Anomisme, bête sauvage, médiocrité sans fard
« Sons of Anarchy », dans quelques jours c’est fini, et ce n’est pas tant pis.
L’anarchie comme thème politique et sujet apparemment central ne sert ici que le paravent ou l’excuse à une médiocrité confinant à son paroxysme, celui de la laideur contemporaine pleine : le satanisme, qui dans son acception séculière recouvre une façon très voisine d'expliquer les mêmes phénomènes que sa version religieuse et transcendantale, est le moteur d’individus anomiques d’une société de déréliction réduite à l’agglomérat, sans chef ni loi ni en fait plus rien du tout et où tout est bon pour justifier l'injustifiable, et une propagande de haine et de violence à la fois ininterrompues et non dissimulée, proposées sans aucune concession que tout art pour s’élever pourtant exige. C’est que la morale elle-même ne se fait pas son propre sujet et sont proposés sans question, sans médiation et surtout à tout public des spectacles autojustifiés (et dès lors complaisants) de l'assassinat hyperréaliste d'une mère par son fils ou du bûcher d’un enfant donné aux yeux de son père. Leur cartographie ne recense qu’une fuite en avant sauvage d’exaltations des orgueils et d’actes abominables, prurit de la bête sauvage de la mercatique, jamais la plus petite promesse de revendication sociale, collective et de transformation, radicale ou non et dont l’élan eût justifié seul un point de départ minimal. Il revient alors au spectateur qui n’est pas une amibe d’imaginer peut-être au moins en creux le constat rousseauiste « l'homme est né bon, la société le déprave », mais celui-ci n’entreprend nulle part sa marche et stagne lamentablement au constat défaitiste de la lutte de tous contre tous.
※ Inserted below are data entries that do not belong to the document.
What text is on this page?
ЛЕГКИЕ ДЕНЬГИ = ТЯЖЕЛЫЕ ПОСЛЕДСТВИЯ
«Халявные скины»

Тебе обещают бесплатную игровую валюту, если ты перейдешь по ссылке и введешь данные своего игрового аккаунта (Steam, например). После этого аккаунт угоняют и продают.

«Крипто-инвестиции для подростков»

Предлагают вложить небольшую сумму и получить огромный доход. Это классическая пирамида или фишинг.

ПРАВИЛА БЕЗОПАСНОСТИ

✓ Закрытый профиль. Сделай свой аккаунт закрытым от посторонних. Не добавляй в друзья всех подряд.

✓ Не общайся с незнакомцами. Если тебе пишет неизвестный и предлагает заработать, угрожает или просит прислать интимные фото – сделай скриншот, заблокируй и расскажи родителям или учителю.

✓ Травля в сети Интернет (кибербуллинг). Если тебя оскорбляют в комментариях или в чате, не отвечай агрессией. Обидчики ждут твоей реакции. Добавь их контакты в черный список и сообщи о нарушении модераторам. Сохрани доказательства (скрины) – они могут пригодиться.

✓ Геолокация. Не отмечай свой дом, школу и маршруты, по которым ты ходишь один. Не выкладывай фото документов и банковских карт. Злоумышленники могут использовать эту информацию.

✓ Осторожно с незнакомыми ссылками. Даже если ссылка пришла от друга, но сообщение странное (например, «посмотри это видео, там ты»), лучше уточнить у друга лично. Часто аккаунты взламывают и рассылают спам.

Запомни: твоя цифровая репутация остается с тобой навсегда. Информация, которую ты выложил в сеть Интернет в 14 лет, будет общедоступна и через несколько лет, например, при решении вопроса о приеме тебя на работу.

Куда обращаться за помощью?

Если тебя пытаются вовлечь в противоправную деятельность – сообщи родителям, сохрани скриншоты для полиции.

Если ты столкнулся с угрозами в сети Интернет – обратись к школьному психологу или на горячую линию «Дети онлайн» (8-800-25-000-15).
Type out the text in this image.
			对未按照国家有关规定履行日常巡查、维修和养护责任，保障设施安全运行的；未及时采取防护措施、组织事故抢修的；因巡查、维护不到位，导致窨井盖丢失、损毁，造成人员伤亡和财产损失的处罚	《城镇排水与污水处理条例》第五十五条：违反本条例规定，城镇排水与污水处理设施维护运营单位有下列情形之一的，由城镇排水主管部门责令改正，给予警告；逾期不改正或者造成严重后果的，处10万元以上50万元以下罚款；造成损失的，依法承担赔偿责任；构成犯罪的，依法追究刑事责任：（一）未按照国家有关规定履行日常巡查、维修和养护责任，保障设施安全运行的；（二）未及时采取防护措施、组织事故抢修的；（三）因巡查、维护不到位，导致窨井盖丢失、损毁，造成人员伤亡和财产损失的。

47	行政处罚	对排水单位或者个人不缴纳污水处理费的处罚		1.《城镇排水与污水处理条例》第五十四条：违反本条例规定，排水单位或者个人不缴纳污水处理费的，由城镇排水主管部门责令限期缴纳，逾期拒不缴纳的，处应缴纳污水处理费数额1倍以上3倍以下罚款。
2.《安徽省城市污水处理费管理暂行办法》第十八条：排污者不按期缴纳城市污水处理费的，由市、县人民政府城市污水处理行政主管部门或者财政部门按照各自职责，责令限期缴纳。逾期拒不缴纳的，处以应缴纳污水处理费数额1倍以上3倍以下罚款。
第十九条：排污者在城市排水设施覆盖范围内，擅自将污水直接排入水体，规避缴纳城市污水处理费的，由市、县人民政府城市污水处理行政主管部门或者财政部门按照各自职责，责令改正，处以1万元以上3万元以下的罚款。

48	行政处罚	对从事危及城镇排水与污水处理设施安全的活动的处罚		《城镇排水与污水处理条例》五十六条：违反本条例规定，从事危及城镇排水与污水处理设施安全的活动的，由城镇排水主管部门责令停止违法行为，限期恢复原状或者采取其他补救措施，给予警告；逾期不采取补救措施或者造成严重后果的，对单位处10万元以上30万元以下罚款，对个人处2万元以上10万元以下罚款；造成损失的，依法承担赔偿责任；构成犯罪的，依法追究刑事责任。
Cette machine à captiver du cinéma américain donné en pâture à tous et pour le pire, de produits artistiques dont il est toujours délicat de parler qui multiplient les points de vue et les intentions, de mirifique devient même parfois mirobolante pour peu qu’on se laisse happer par quelques-unes de ses qualités indéniables (mention spéciale à Walton Goggins, connu depuis « The Shield », et Kim Coates, poète hérétique) ou la publicité faite par ses hérauts idolâtres du Web, souvent pressés, à mémoire raccourcie, « sérievores » à œillères à l’appétit mini, de surcroît effroyablement incultes.
Une perception politique, sociologique ou morale de « Sons of Anarchy » ne peut manquer d’en saisir de la mélasse le substrat et l’éthos méphistophéliques, d’y voir le désemparement, les fêlures et avanies de la « raison » individualiste. L’idée souvent vague de violence gratuite prend tout son sens ici.